Le pénal aux pénalistes !
Par Eolas le lundi 23 août 2004 à 16:12 :: Dans le prétoire :: Lien permanent
J’ai déjà pesté et pesterai encore contre les avocats qui se frottent au pénal sans rien y connaître. Il y a quelques mois, j’ai vu un cas en pleine action. Ou inaction, en l’espèce. Je bouillais intérieurement en assistant à l’audience. Ce qui me mettait en colère est qu’il était en défense.
Je vais devoir entrer un peu dans les mécaniques du droit pénal pour bien vous faire comprendre.
Le prévenu était poursuivi pour tentative d’escroquerie.
Il avait acheté un lecteur mini disc dans un magasin spécialisé.

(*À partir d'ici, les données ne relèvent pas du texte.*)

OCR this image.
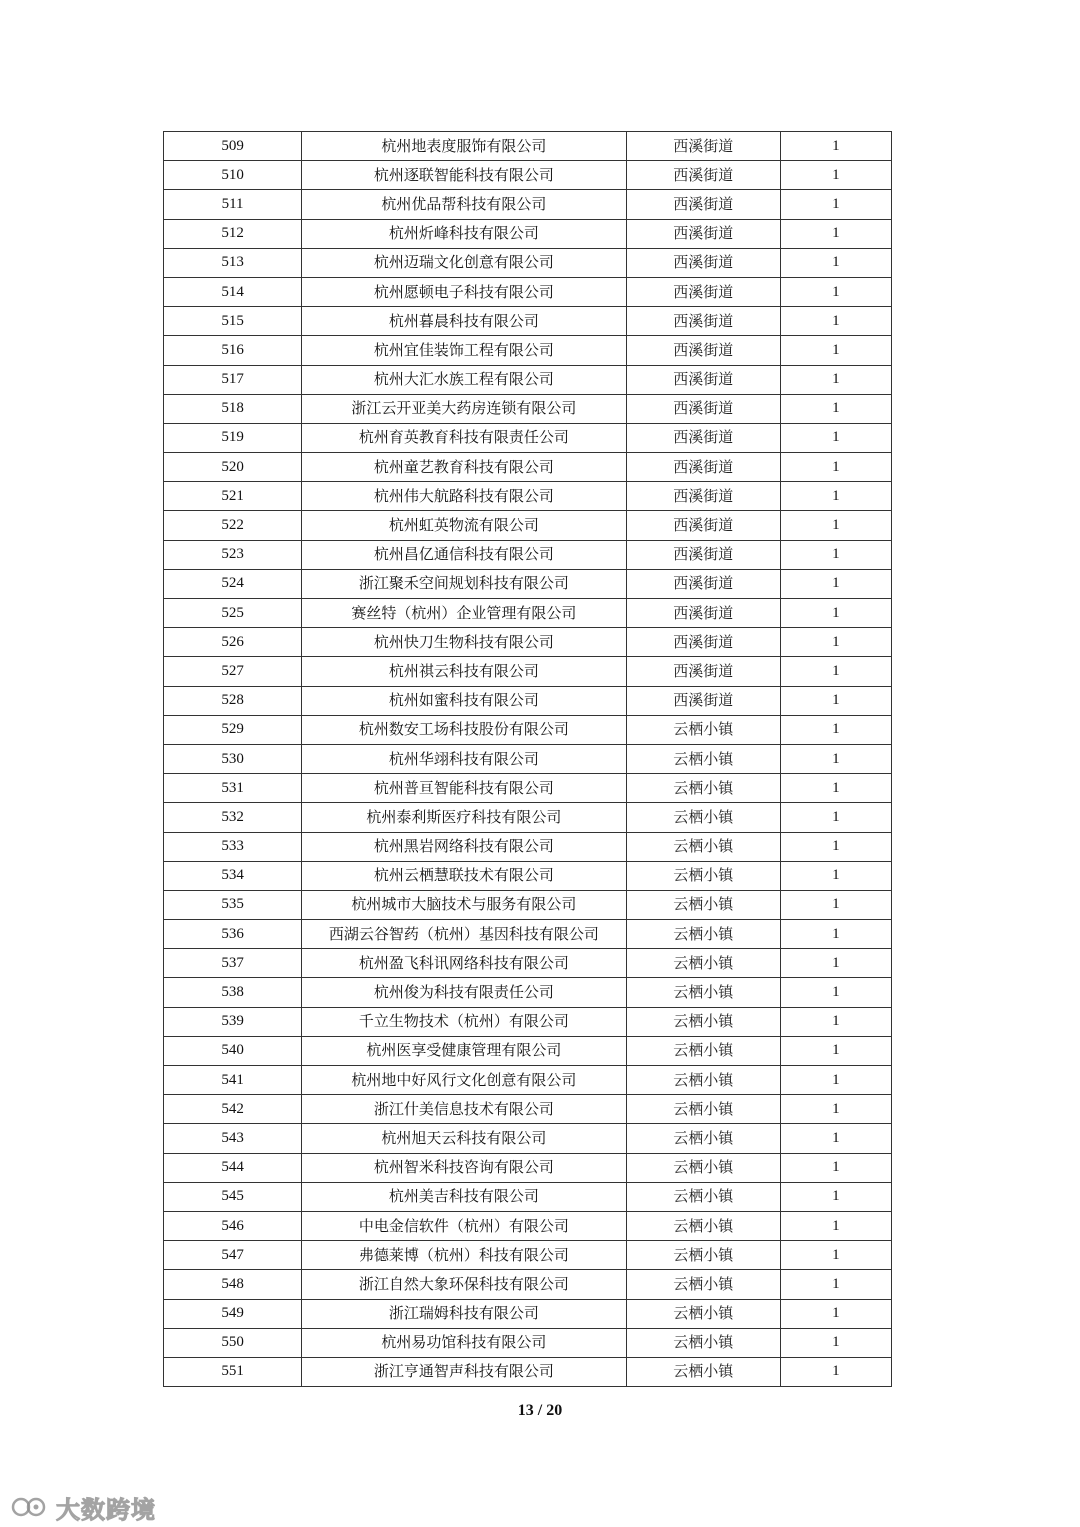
509	杭州地表度服饰有限公司	西溪街道	1
510	杭州逐联智能科技有限公司	西溪街道	1
511	杭州优品帮科技有限公司	西溪街道	1
512	杭州炘峰科技有限公司	西溪街道	1
513	杭州迈瑞文化创意有限公司	西溪街道	1
514	杭州愿顿电子科技有限公司	西溪街道	1
515	杭州暮晨科技有限公司	西溪街道	1
516	杭州宜佳装饰工程有限公司	西溪街道	1
517	杭州大汇水族工程有限公司	西溪街道	1
518	浙江云开亚美大药房连锁有限公司	西溪街道	1
519	杭州育英教育科技有限责任公司	西溪街道	1
520	杭州童艺教育科技有限公司	西溪街道	1
521	杭州伟大航路科技有限公司	西溪街道	1
522	杭州虹英物流有限公司	西溪街道	1
523	杭州昌亿通信科技有限公司	西溪街道	1
524	浙江聚禾空间规划科技有限公司	西溪街道	1
525	赛丝特（杭州）企业管理有限公司	西溪街道	1
526	杭州快刀生物科技有限公司	西溪街道	1
527	杭州祺云科技有限公司	西溪街道	1
528	杭州如蜜科技有限公司	西溪街道	1
529	杭州数安工场科技股份有限公司	云栖小镇	1
530	杭州华翊科技有限公司	云栖小镇	1
531	杭州普亘智能科技有限公司	云栖小镇	1
532	杭州泰利斯医疗科技有限公司	云栖小镇	1
533	杭州黑岩网络科技有限公司	云栖小镇	1
534	杭州云栖慧联技术有限公司	云栖小镇	1
535	杭州城市大脑技术与服务有限公司	云栖小镇	1
536	西湖云谷智药（杭州）基因科技有限公司	云栖小镇	1
537	杭州盈飞科讯网络科技有限公司	云栖小镇	1
538	杭州俊为科技有限责任公司	云栖小镇	1
539	千立生物技术（杭州）有限公司	云栖小镇	1
540	杭州医享受健康管理有限公司	云栖小镇	1
541	杭州地中好风行文化创意有限公司	云栖小镇	1
542	浙江什美信息技术有限公司	云栖小镇	1
543	杭州旭天云科技有限公司	云栖小镇	1
544	杭州智米科技咨询有限公司	云栖小镇	1
545	杭州美吉科技有限公司	云栖小镇	1
546	中电金信软件（杭州）有限公司	云栖小镇	1
547	弗德莱博（杭州）科技有限公司	云栖小镇	1
548	浙江自然大象环保科技有限公司	云栖小镇	1
549	浙江瑞姆科技有限公司	云栖小镇	1
550	杭州易功馆科技有限公司	云栖小镇	1
551	浙江亨通智声科技有限公司	云栖小镇	1
13 / 20
大数跨境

Le vendeur lui avait remis un billet d’achat, que le prévenu a présenté à la caisse où il a réglé le prix de l’appareil. On lui a alors remis un bon de sortie. Il est allé retiré son minidisc, et là, le préposé a omis de tamponner le bon de sortie.
Voyant cela, le prévenu a décidé de se présenter à nouveau le lendemain, espérant se voir remettre un deuxième appareil pour le même prix.

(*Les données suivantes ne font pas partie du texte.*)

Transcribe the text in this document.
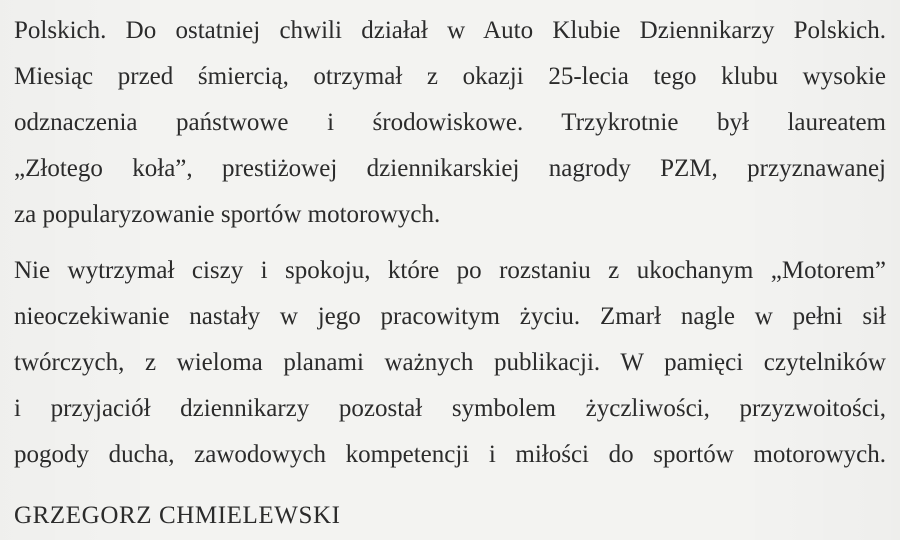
Polskich. Do ostatniej chwili działał w Auto Klubie Dziennikarzy Polskich.
Miesiąc przed śmiercią, otrzymał z okazji 25-lecia tego klubu wysokie
odznaczenia państwowe i środowiskowe. Trzykrotnie był laureatem
„Złotego koła”, prestiżowej dziennikarskiej nagrody PZM, przyznawanej
za popularyzowanie sportów motorowych.
Nie wytrzymał ciszy i spokoju, które po rozstaniu z ukochanym „Motorem”
nieoczekiwanie nastały w jego pracowitym życiu. Zmarł nagle w pełni sił
twórczych, z wieloma planami ważnych publikacji. W pamięci czytelników
i przyjaciół dziennikarzy pozostał symbolem życzliwości, przyzwoitości,
pogody ducha, zawodowych kompetencji i miłości do sportów motorowych.
GRZEGORZ CHMIELEWSKI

Le préposé, qui n’est pas le même que la veille, tique toutefois : pourquoi le bon de retrait est il daté du jour précédent à 14 heures ? Quand on a payé 200 euros un appareil, on a qu’une hâte, c’est de l’avoir en main. On n’attend pas 24 heures pour venir le réclamer, surtout que les caisses sont à 10 mètres du service de retrait des achats !
Le prévenu prétend alors qu’il avait reçu un appel urgent sur son mobile et avait dû partir précipitamment.
Le préposé ne le croit pas et vérifie avec le numéro de l’appareil en stock. Il découvre que le produit a bien été retiré la veille. Il appelle la sécurité qui appelle la police.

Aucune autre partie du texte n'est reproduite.